Un appel commun à l’émotion

“Ces références ‘parlent’ aux différents publics et provoquent des émotions fortes, analyse pour franceinfo Tatiana Kastouéva-Jean, chercheuse à l’Institut français des relations internationales (Ifri). Elles font appel aux traumatismes les plus profonds des autres peuples, à leur mémoire historique, pour susciter l’empathie et le désir de soutenir les Ukrainiens contre les répétitions des tragédies historiques”. 

“La communication est l’arme principale des Ukrainiens dans cette guerre, et Zelensky la maîtrise à merveille. Elle l’a déjà aidé a gagner la guerre informationnelle et morale.”

Tatiana Kastouéva-Jean, chercheuse à l’Ifri

à franceinfo

Volodymyr Zelensky a mis l’accent sur l’empathie pour sensibiliser à la cause ukrainienne dans une intervention en particulier : celle devant le Congrès américain, le 16 mars. Pendant deux minutes et trente secondes, sur un total de six minutes retransmises par la télévision américaine CNN (en anglais), le président ukrainien a diffusé une vidéo rassemblant des images choc des bombardements russes en Ukraine, des réanimations de blessés, des corps d’enfants morts.

“Il faut avoir conscience que la société ukrainienne et sa classe politique traversent un choc traumatique. Pour l’Ukraine, on est dans un moment historique, rappelle Alexandra Goujon, maître de conférences en science politique à l’université de Bourgogne, autrice de L’Ukraine, de l’indépendance à la Guerre (éd. Cavalier bleu, novembre 2021). La diffusion des images est à la mesure de ce que beaucoup d’Ukrainiens sont en train de ressentir. Ils ont peur d’être oubliés, abandonnés, alors qu’ils savent ce qu’ils doivent au soutien occidental. Ces images servent ensuite d’argument pour justifier l’aide demandée”. 

Des demandes concrètes à chacun

Deux objectifs motivent l’offensive diplomatique du président ukrainien, selon Alexandra Goujon. D’abord, “s’assurer du soutien des partenaires occidentaux, notamment un soutien militaire”. Ensuite, “s’assurer de la fermeté des Occidentaux vis-à-vis de la Russie en termes de sanction”.

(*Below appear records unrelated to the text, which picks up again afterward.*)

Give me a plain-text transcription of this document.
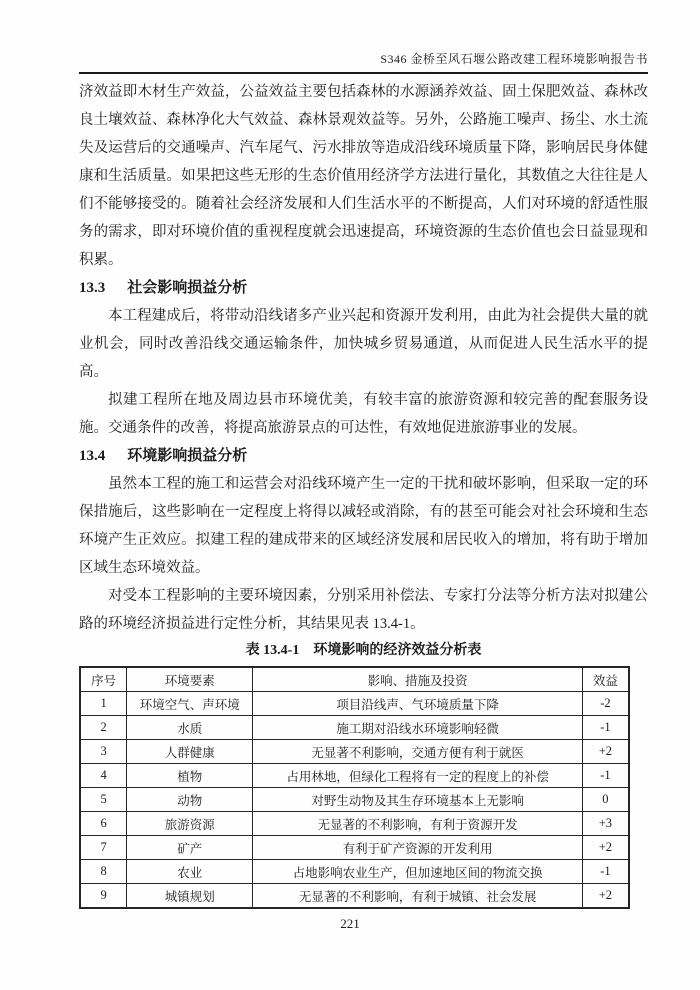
S346 金桥至风石堰公路改建工程环境影响报告书

济效益即木材生产效益，公益效益主要包括森林的水源涵养效益、固土保肥效益、森林改良土壤效益、森林净化大气效益、森林景观效益等。另外，公路施工噪声、扬尘、水土流失及运营后的交通噪声、汽车尾气、污水排放等造成沿线环境质量下降，影响居民身体健康和生活质量。如果把这些无形的生态价值用经济学方法进行量化，其数值之大往往是人们不能够接受的。随着社会经济发展和人们生活水平的不断提高，人们对环境的舒适性服务的需求，即对环境价值的重视程度就会迅速提高，环境资源的生态价值也会日益显现和积累。

13.3 社会影响损益分析

本工程建成后，将带动沿线诸多产业兴起和资源开发利用，由此为社会提供大量的就业机会，同时改善沿线交通运输条件，加快城乡贸易通道，从而促进人民生活水平的提高。

拟建工程所在地及周边县市环境优美，有较丰富的旅游资源和较完善的配套服务设施。交通条件的改善，将提高旅游景点的可达性，有效地促进旅游事业的发展。

13.4 环境影响损益分析

虽然本工程的施工和运营会对沿线环境产生一定的干扰和破坏影响，但采取一定的环保措施后，这些影响在一定程度上将得以减轻或消除，有的甚至可能会对社会环境和生态环境产生正效应。拟建工程的建成带来的区域经济发展和居民收入的增加，将有助于增加区域生态环境效益。

对受本工程影响的主要环境因素，分别采用补偿法、专家打分法等分析方法对拟建公路的环境经济损益进行定性分析，其结果见表 13.4-1。

表 13.4-1 环境影响的经济效益分析表
序号	环境要素	影响、措施及投资	效益
1	环境空气、声环境	项目沿线声、气环境质量下降	-2
2	水质	施工期对沿线水环境影响轻微	-1
3	人群健康	无显著不利影响，交通方便有利于就医	+2
4	植物	占用林地，但绿化工程将有一定的程度上的补偿	-1
5	动物	对野生动物及其生存环境基本上无影响	0
6	旅游资源	无显著的不利影响，有利于资源开发	+3
7	矿产	有利于矿产资源的开发利用	+2
8	农业	占地影响农业生产，但加速地区间的物流交换	-1
9	城镇规划	无显著的不利影响，有利于城镇、社会发展	+2
221
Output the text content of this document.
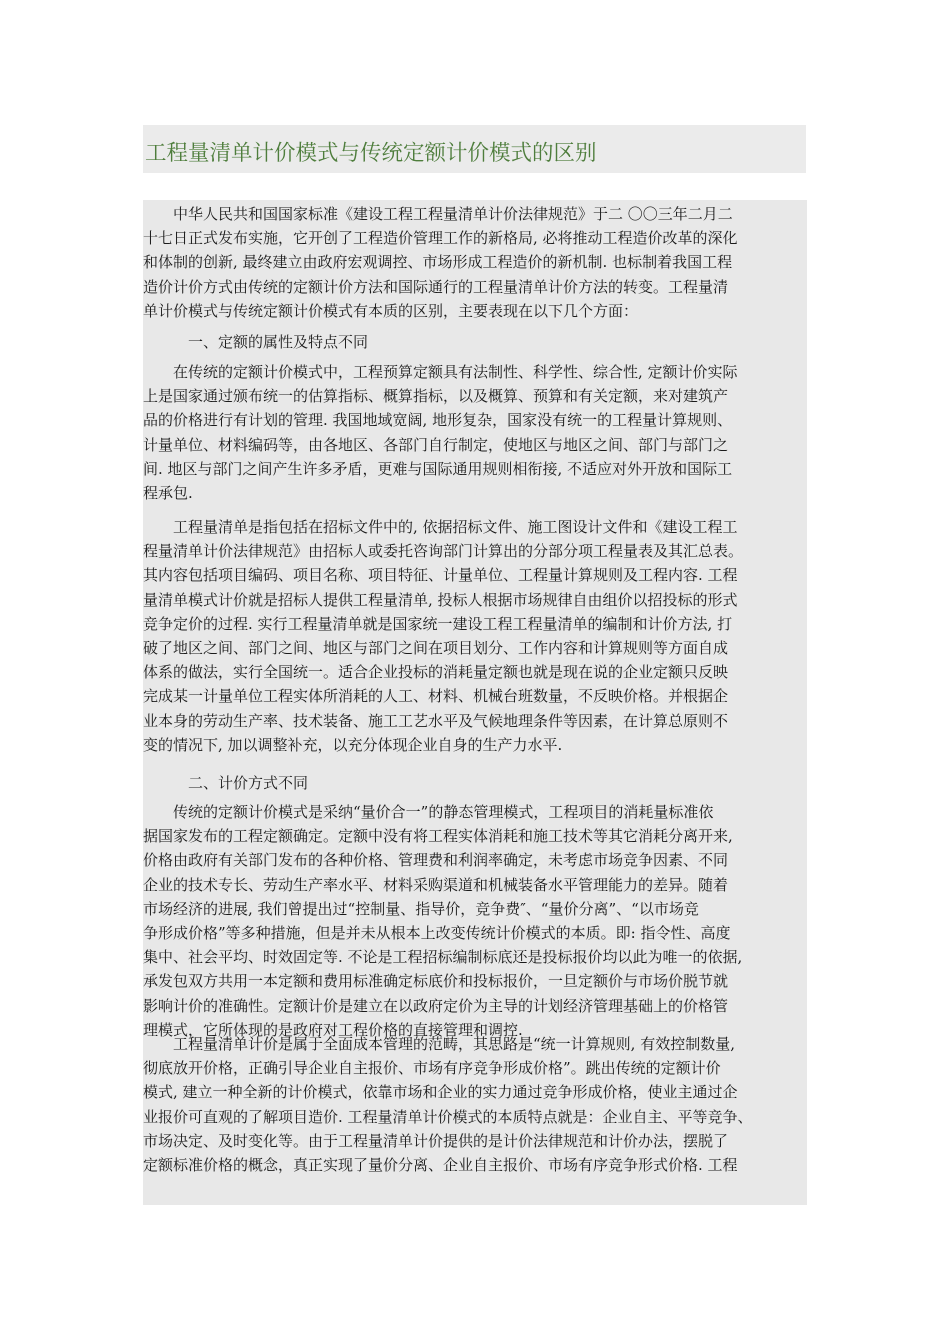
工程量清单计价模式与传统定额计价模式的区别
　　中华人民共和国国家标准《建设工程工程量清单计价法律规范》于二 〇〇三年二月二
十七日正式发布实施，它开创了工程造价管理工作的新格局, 必将推动工程造价改革的深化
和体制的创新, 最终建立由政府宏观调控、市场形成工程造价的新机制. 也标制着我国工程
造价计价方式由传统的定额计价方法和国际通行的工程量清单计价方法的转变。工程量清
单计价模式与传统定额计价模式有本质的区别，主要表现在以下几个方面：
一、定额的属性及特点不同
　　在传统的定额计价模式中，工程预算定额具有法制性、科学性、综合性, 定额计价实际
上是国家通过颁布统一的估算指标、概算指标，以及概算、预算和有关定额，来对建筑产
品的价格进行有计划的管理. 我国地域宽阔, 地形复杂，国家没有统一的工程量计算规则、
计量单位、材料编码等，由各地区、各部门自行制定，使地区与地区之间、部门与部门之
间. 地区与部门之间产生许多矛盾，更难与国际通用规则相衔接, 不适应对外开放和国际工
程承包.
　　工程量清单是指包括在招标文件中的, 依据招标文件、施工图设计文件和《建设工程工
程量清单计价法律规范》由招标人或委托咨询部门计算出的分部分项工程量表及其汇总表。
其内容包括项目编码、项目名称、项目特征、计量单位、工程量计算规则及工程内容. 工程
量清单模式计价就是招标人提供工程量清单, 投标人根据市场规律自由组价以招投标的形式
竞争定价的过程. 实行工程量清单就是国家统一建设工程工程量清单的编制和计价方法, 打
破了地区之间、部门之间、地区与部门之间在项目划分、工作内容和计算规则等方面自成
体系的做法，实行全国统一。适合企业投标的消耗量定额也就是现在说的企业定额只反映
完成某一计量单位工程实体所消耗的人工、材料、机械台班数量，不反映价格。并根据企
业本身的劳动生产率、技术装备、施工工艺水平及气候地理条件等因素，在计算总原则不
变的情况下, 加以调整补充，以充分体现企业自身的生产力水平.
二、计价方式不同
　　传统的定额计价模式是采纳“量价合一”的静态管理模式，工程项目的消耗量标准依
据国家发布的工程定额确定。定额中没有将工程实体消耗和施工技术等其它消耗分离开来,
价格由政府有关部门发布的各种价格、管理费和利润率确定，未考虑市场竞争因素、不同
企业的技术专长、劳动生产率水平、材料采购渠道和机械装备水平管理能力的差异。随着
市场经济的进展, 我们曾提出过“控制量、指导价，竞争费″、“量价分离”、“以市场竞
争形成价格”等多种措施，但是并未从根本上改变传统计价模式的本质。即: 指令性、高度
集中、社会平均、时效固定等. 不论是工程招标编制标底还是投标报价均以此为唯一的依据,
承发包双方共用一本定额和费用标准确定标底价和投标报价，一旦定额价与市场价脱节就
影响计价的准确性。定额计价是建立在以政府定价为主导的计划经济管理基础上的价格管
理模式，它所体现的是政府对工程价格的直接管理和调控.
　　工程量清单计价是属于全面成本管理的范畴，其思路是“统一计算规则, 有效控制数量,
彻底放开价格，正确引导企业自主报价、市场有序竞争形成价格”。跳出传统的定额计价
模式, 建立一种全新的计价模式，依靠市场和企业的实力通过竞争形成价格，使业主通过企
业报价可直观的了解项目造价. 工程量清单计价模式的本质特点就是：企业自主、平等竞争、
市场决定、及时变化等。由于工程量清单计价提供的是计价法律规范和计价办法，摆脱了
定额标准价格的概念，真正实现了量价分离、企业自主报价、市场有序竞争形式价格. 工程
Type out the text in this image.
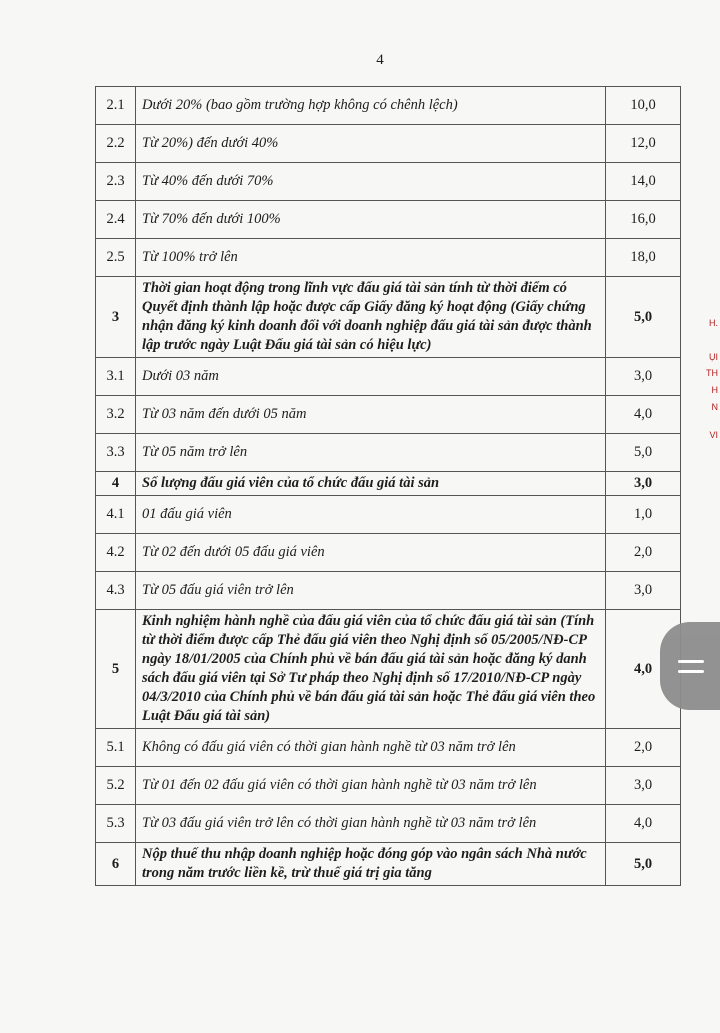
4
2.1	Dưới 20% (bao gồm trường hợp không có chênh lệch)	10,0
2.2	Từ 20%) đến dưới 40%	12,0
2.3	Từ 40% đến dưới 70%	14,0
2.4	Từ 70% đến dưới 100%	16,0
2.5	Từ 100% trở lên	18,0
3	Thời gian hoạt động trong lĩnh vực đấu giá tài sản tính từ thời điểm có Quyết định thành lập hoặc được cấp Giấy đăng ký hoạt động (Giấy chứng nhận đăng ký kinh doanh đối với doanh nghiệp đấu giá tài sản được thành lập trước ngày Luật Đấu giá tài sản có hiệu lực)	5,0
3.1	Dưới 03 năm	3,0
3.2	Từ 03 năm đến dưới 05 năm	4,0
3.3	Từ 05 năm trở lên	5,0
4	Số lượng đấu giá viên của tổ chức đấu giá tài sản	3,0
4.1	01 đấu giá viên	1,0
4.2	Từ 02 đến dưới 05 đấu giá viên	2,0
4.3	Từ 05 đấu giá viên trở lên	3,0
5	Kinh nghiệm hành nghề của đấu giá viên của tổ chức đấu giá tài sản (Tính từ thời điểm được cấp Thẻ đấu giá viên theo Nghị định số 05/2005/NĐ-CP ngày 18/01/2005 của Chính phủ về bán đấu giá tài sản hoặc đăng ký danh sách đấu giá viên tại Sở Tư pháp theo Nghị định số 17/2010/NĐ-CP ngày 04/3/2010 của Chính phủ về bán đấu giá tài sản hoặc Thẻ đấu giá viên theo Luật Đấu giá tài sản)	4,0
5.1	Không có đấu giá viên có thời gian hành nghề từ 03 năm trở lên	2,0
5.2	Từ 01 đến 02 đấu giá viên có thời gian hành nghề từ 03 năm trở lên	3,0
5.3	Từ 03 đấu giá viên trở lên có thời gian hành nghề từ 03 năm trở lên	4,0
6	Nộp thuế thu nhập doanh nghiệp hoặc đóng góp vào ngân sách Nhà nước trong năm trước liền kề, trừ thuế giá trị gia tăng	5,0
H.
ỤI
TH
H
N
VI
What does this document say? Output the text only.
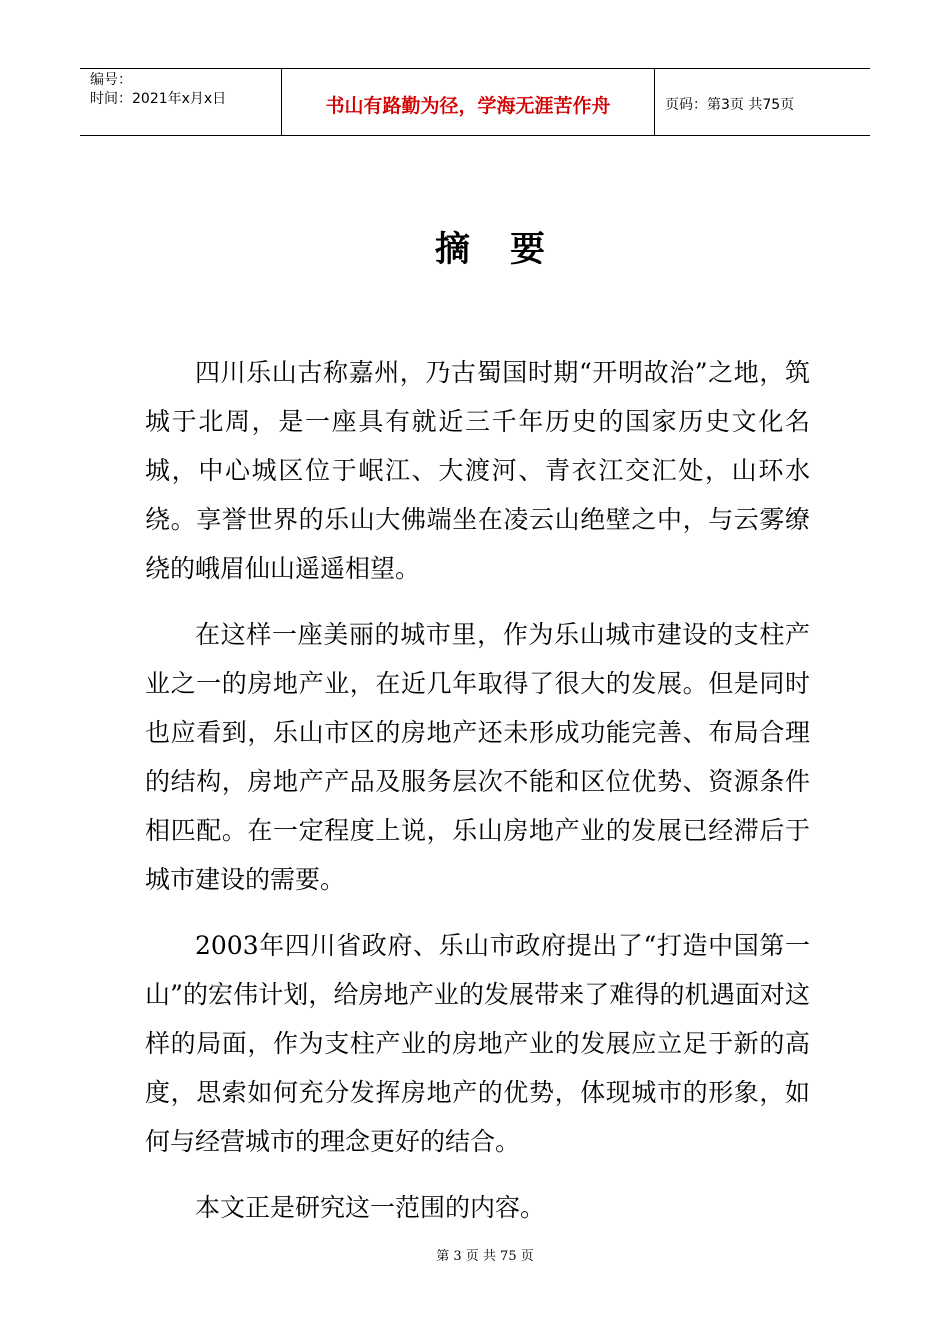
编号：
时间：2021年x月x日	书山有路勤为径，学海无涯苦作舟	页码：第3页 共75页
摘要

四川乐山古称嘉州，乃古蜀国时期“开明故治”之地，筑城于北周，是一座具有就近三千年历史的国家历史文化名城，中心城区位于岷江、大渡河、青衣江交汇处，山环水绕。享誉世界的乐山大佛端坐在凌云山绝壁之中，与云雾缭绕的峨眉仙山遥遥相望。

在这样一座美丽的城市里，作为乐山城市建设的支柱产业之一的房地产业，在近几年取得了很大的发展。但是同时也应看到，乐山市区的房地产还未形成功能完善、布局合理的结构，房地产产品及服务层次不能和区位优势、资源条件相匹配。在一定程度上说，乐山房地产业的发展已经滞后于城市建设的需要。

2003年四川省政府、乐山市政府提出了“打造中国第一山”的宏伟计划，给房地产业的发展带来了难得的机遇面对这样的局面，作为支柱产业的房地产业的发展应立足于新的高度，思索如何充分发挥房地产的优势，体现城市的形象，如何与经营城市的理念更好的结合。

本文正是研究这一范围的内容。

第 3 页 共 75 页
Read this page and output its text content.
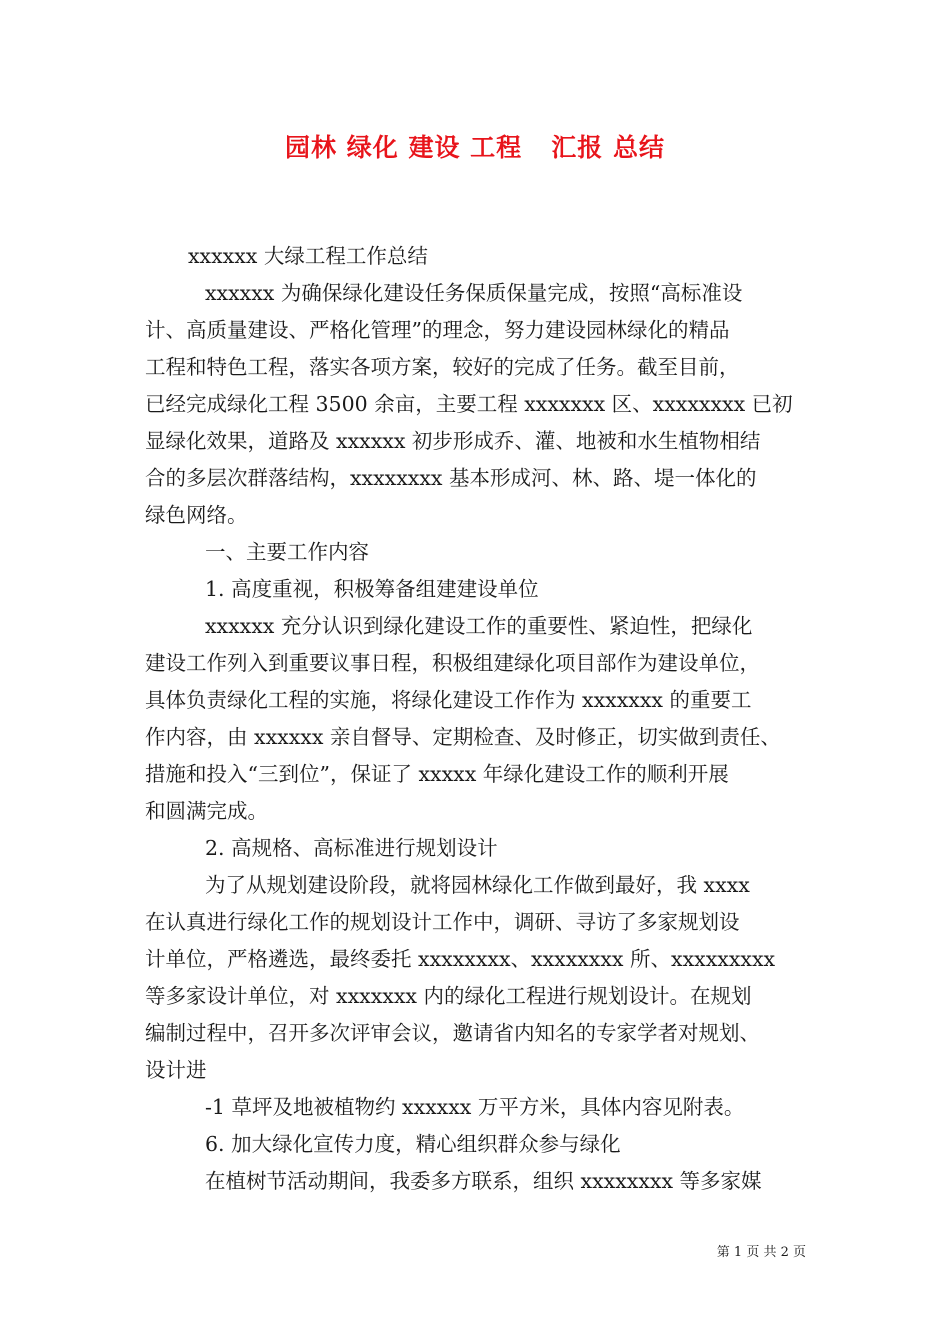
园林 绿化 建设 工程   汇报 总结
xxxxxx 大绿工程工作总结
xxxxxx 为确保绿化建设任务保质保量完成，按照“高标准设
计、高质量建设、严格化管理”的理念，努力建设园林绿化的精品
工程和特色工程，落实各项方案，较好的完成了任务。截至目前，
已经完成绿化工程 3500 余亩，主要工程 xxxxxxx 区、xxxxxxxx 已初
显绿化效果，道路及 xxxxxx 初步形成乔、灌、地被和水生植物相结
合的多层次群落结构，xxxxxxxx 基本形成河、林、路、堤一体化的
绿色网络。
一、主要工作内容
1. 高度重视，积极筹备组建建设单位
xxxxxx 充分认识到绿化建设工作的重要性、紧迫性，把绿化
建设工作列入到重要议事日程，积极组建绿化项目部作为建设单位，
具体负责绿化工程的实施，将绿化建设工作作为 xxxxxxx 的重要工
作内容，由 xxxxxx 亲自督导、定期检查、及时修正，切实做到责任、
措施和投入“三到位”，保证了 xxxxx 年绿化建设工作的顺利开展
和圆满完成。
2. 高规格、高标准进行规划设计
为了从规划建设阶段，就将园林绿化工作做到最好，我 xxxx
在认真进行绿化工作的规划设计工作中，调研、寻访了多家规划设
计单位，严格遴选，最终委托 xxxxxxxx、xxxxxxxx 所、xxxxxxxxx
等多家设计单位，对 xxxxxxx 内的绿化工程进行规划设计。在规划
编制过程中，召开多次评审会议，邀请省内知名的专家学者对规划、
设计进
-1 草坪及地被植物约 xxxxxx 万平方米，具体内容见附表。
6. 加大绿化宣传力度，精心组织群众参与绿化
在植树节活动期间，我委多方联系，组织 xxxxxxxx 等多家媒
第 1 页 共 2 页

Le président ukrainien fait à chaque Parlement des demandes spécifiques. A l’américain, la création d’une zone d’exclusion aérienne au-dessus de l’Ukraine. A l’allemand, l’arrêt du projet de gazoduc Nord Stream 2, considéré par Zelensky comme “le ciment pour le nouveau mur” qui séparerait l’Est de l’Ouest, rappelant ainsi le spectre de la guerre froide. Après avoir dressé le comparatif avec les enfants du Premier ministre canadien Justin Trudeau, le chef de guerre a évoqué le sort de “97 enfants” ukrainiens tués dans les bombardements “des écoles, des hôpitaux, des habitations”. 

Un travail diplomatique entamé de longue date

Avec un discours par jour la semaine du 14 mars, le rythme a été soutenu. Mais ces interventions ne sont pas pour autant une nouveauté pour le président ukrainien, souligne Alexandra Goujon. “Depuis son élection en 2019, Volodymyr Zelensky fait de la diplomatie ‘active’. Avant même la guerre, il se déplaçait beaucoup, retrace la spécialiste de l’Ukraine. Il sait que le soutien des partenaires occidentaux est fondamental dans son rapport à la Russie.” 

Ses discours devant les Parlements occidentaux ne résultent pas forcément de sollicitations ukrainiennes. S’exprimer devant le Parlement européen est par exemple “tout à fait standard et normal”, rappelle Olivier Costa, directeur de recherche au CNRS. “A chaque session mensuelle, une personne – chef d’Etat, militant, président en exil, pape… – est invité à s’exprimer, souvent en lien avec une actualité.” 

Le discours de Volodymyr Zelensky devant les parlementaires français, mercredi, est au contraire quelque chose d’exceptionnel”, souligne sur franceinfo Valéria Faure-Muntian, députée LREM de la Loire et originaire d’Ukraine. L’intérêt du président ukrainien est, selon Olivier Costa, d’avoir “des relais d’opinion auprès des médias et de l’exécutif, mais aussi de convaincre de voter des plans de soutien et donc des budgets, à l’échelle nationale”. Le spécialiste du Parlement européen conclut : “Il faut se ménager des alliés.”